One Of The Most Famous Theft:
The most famous story of art theft involves among the most famous paintings in the world and one of the most well-known artists in history as a suspect. In the night of August 21, 1911, the Mona Lisa was taken from the Louver. Right after, Pablo Picasso was arrested and questioned by the authorities, but was released rapidly.
It turned out that the 30 × 21 inch painting was taken by one of the museum staff members by the name of Vincenzo Peruggia, who just carried it concealed under his coat. The crime was carefully performed by a well-known con male, Eduardo de Valfierno, who was sent by an art faker who meant to make copies and sell them as if they were the original painting.
While Yves Chaudron, the art faker, was hectic developing copies for the famous work of art, Mona Lisa was still concealed at Peruggias house. After 2 years where Peruggia did not hear from Chaudron, he attempted to make the finest out of his taken good. Eventually, Peruggia was captured by the police while aiming to sell the painting to an art dealership from Florence, Italy. The Mona Lisa was gone back to the Louver in 1913.
The Greatest Theft in the USA:
The most significant art theft in United States took location at the Isabella Stewart Gardner Museum. On the night of March 18, 1990, a group of thieves using police uniforms got into the museum and took thirteen paintings whose cumulative value was approximated at around 300 million dollars. The burglars took 2 paintings and one print by Rembrandt, and works of Vermeer, Manet, Degas, Govaert Flinck, in addition to a French and a Chinese artifact.
Since yet, none of the paintings have been found and the case is still unsolved. Inning accordance with current reports, the FBI are examining the possibility that the Boston Mob along with French art dealers are linked to the crime.

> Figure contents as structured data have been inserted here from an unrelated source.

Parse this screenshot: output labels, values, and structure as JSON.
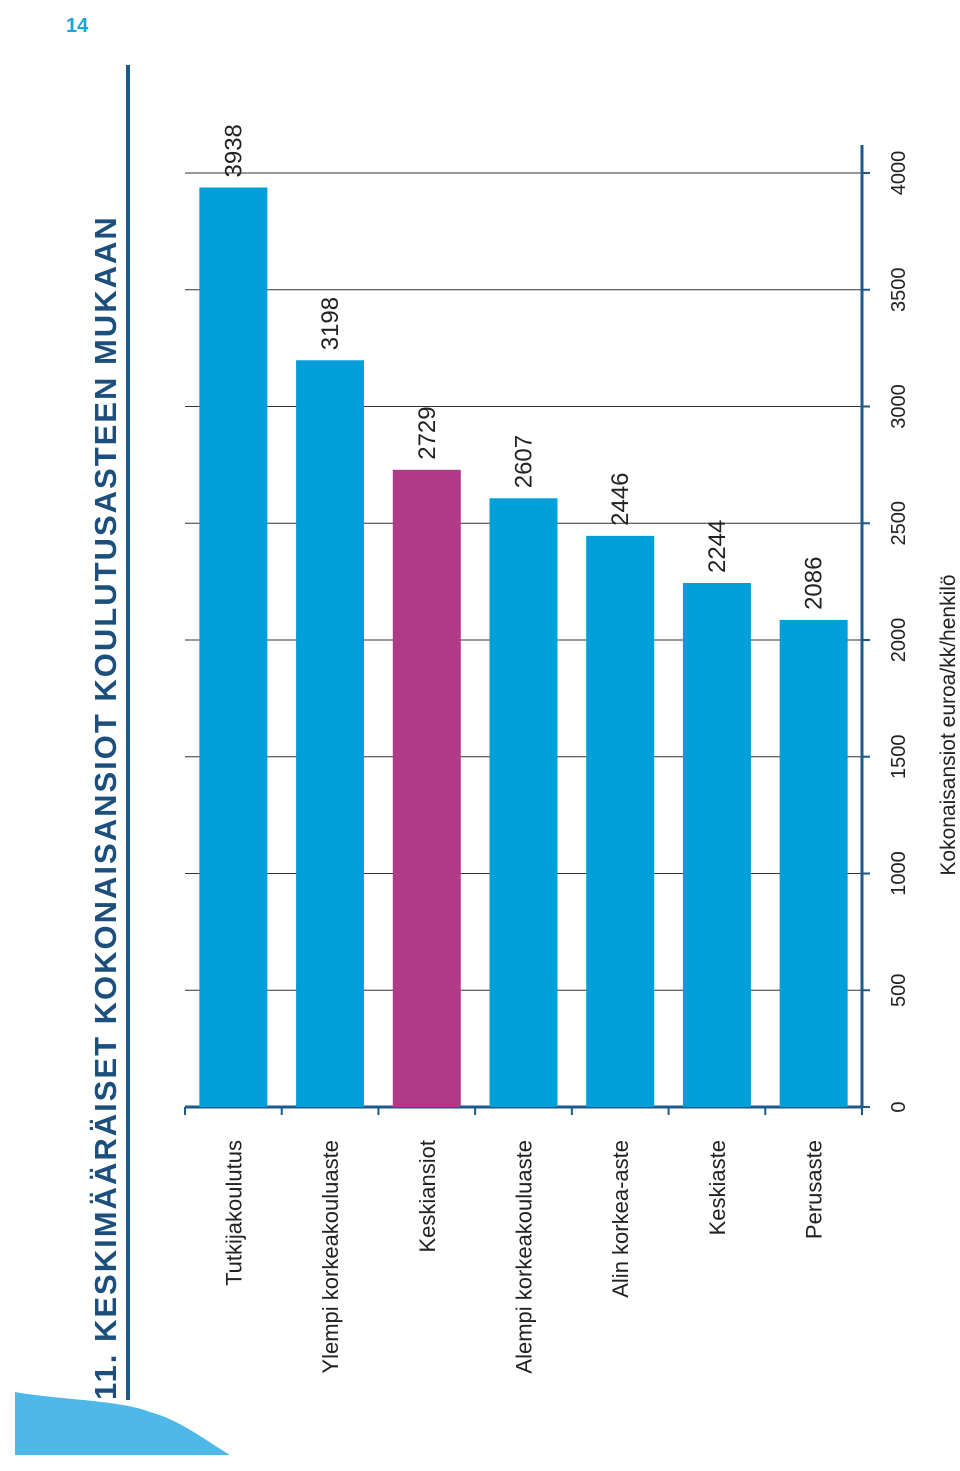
{
  "page_number": "14",
  "chart_data": {
    "type": "bar",
    "title": "11. KESKIMÄÄRÄISET KOKONAISANSIOT KOULUTUSASTEEN MUKAAN",
    "categories": [
      "Tutkijakoulutus",
      "Ylempi korkeakouluaste",
      "Keskiansiot",
      "Alempi korkeakouluaste",
      "Alin korkea-aste",
      "Keskiaste",
      "Perusaste"
    ],
    "values": [
      3938,
      3198,
      2729,
      2607,
      2446,
      2244,
      2086
    ],
    "colors": [
      "#009fda",
      "#009fda",
      "#b03a87",
      "#009fda",
      "#009fda",
      "#009fda",
      "#009fda"
    ],
    "ylabel": "Kokonaisansiot euroa/kk/henkilö",
    "ylim": [
      0,
      4000
    ],
    "yticks": [
      0,
      500,
      1000,
      1500,
      2000,
      2500,
      3000,
      3500,
      4000
    ],
    "grid": true
  }
}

The painting by Edvard Munchs, The Scream, is most likely the most demanded painting by art thieves in history. It has been stolen twice and was only recently recovered. In 1994, throughout the Winter Season Olympics in Lillehammer, Norway, The Scream was taken from an Oslo gallery by 2 burglars who broke through an open window, set off the alarm and left a note saying: thanks for the bad security.
3 months later, the holders of the painting approached the Norwegian Government with an offer: 1 million dollars ransom for Edvard Munchs The Scream. https://myspace.com/kurtcriter The Federal government declined the deal, however the Norwegian police collaborated with the British Cops and the Getty Museum to arrange a sting operation that restored the painting to where it belongs.

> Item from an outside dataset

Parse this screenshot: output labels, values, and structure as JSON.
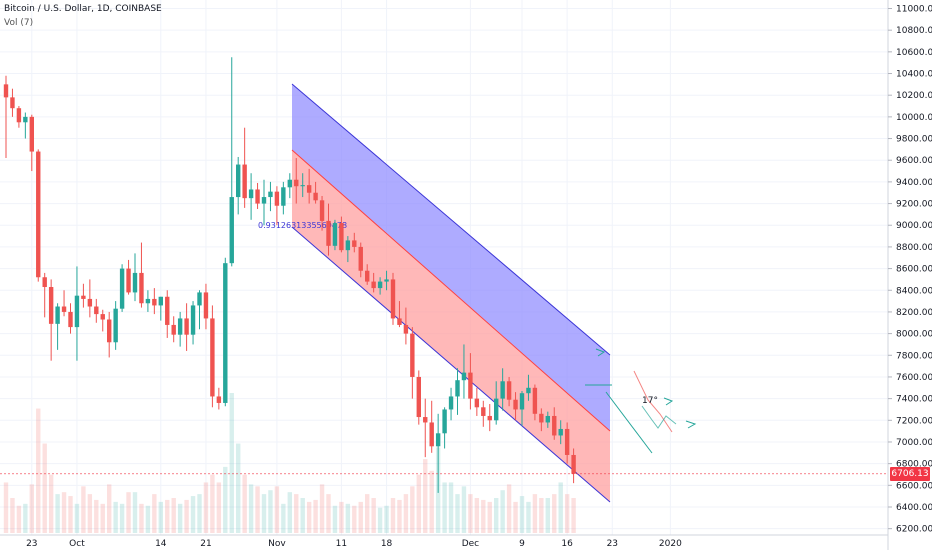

10 years later on, The Scream was stolen once again from the Munch Museum. This time, the burglars used a weapon and took another of Munchs painting with them. While Museum officials waiting for the burglars to request ransom money, rumors declared that both paintings were burned to hide proof. Eventually, the Norwegian police discovered the 2 paintings on August 31, 2006 but the facts on how they were recovered are not understood yet.
When you look at the some of the most well-known cases of art thefts in history, you see completely planned operations that involve art dealerships, art fakers, mobsters, ransoms, and millions of dollars. The most famous story of art theft involves one of the most well-known paintings in the world and one of the most popular artists in history as a suspect. The criminal offense was thoroughly conducted by a well-known con male, Eduardo de Valfierno, who was sent by an art faker who meant to make copies and offer them as if they were the original painting.
Eventually, Peruggia was caught by the authorities while attempting to sell the painting to an art dealer from Florence, Italy. The painting by Edvard Munchs, The Scream, is most likely the most looked for after painting by art burglars in history.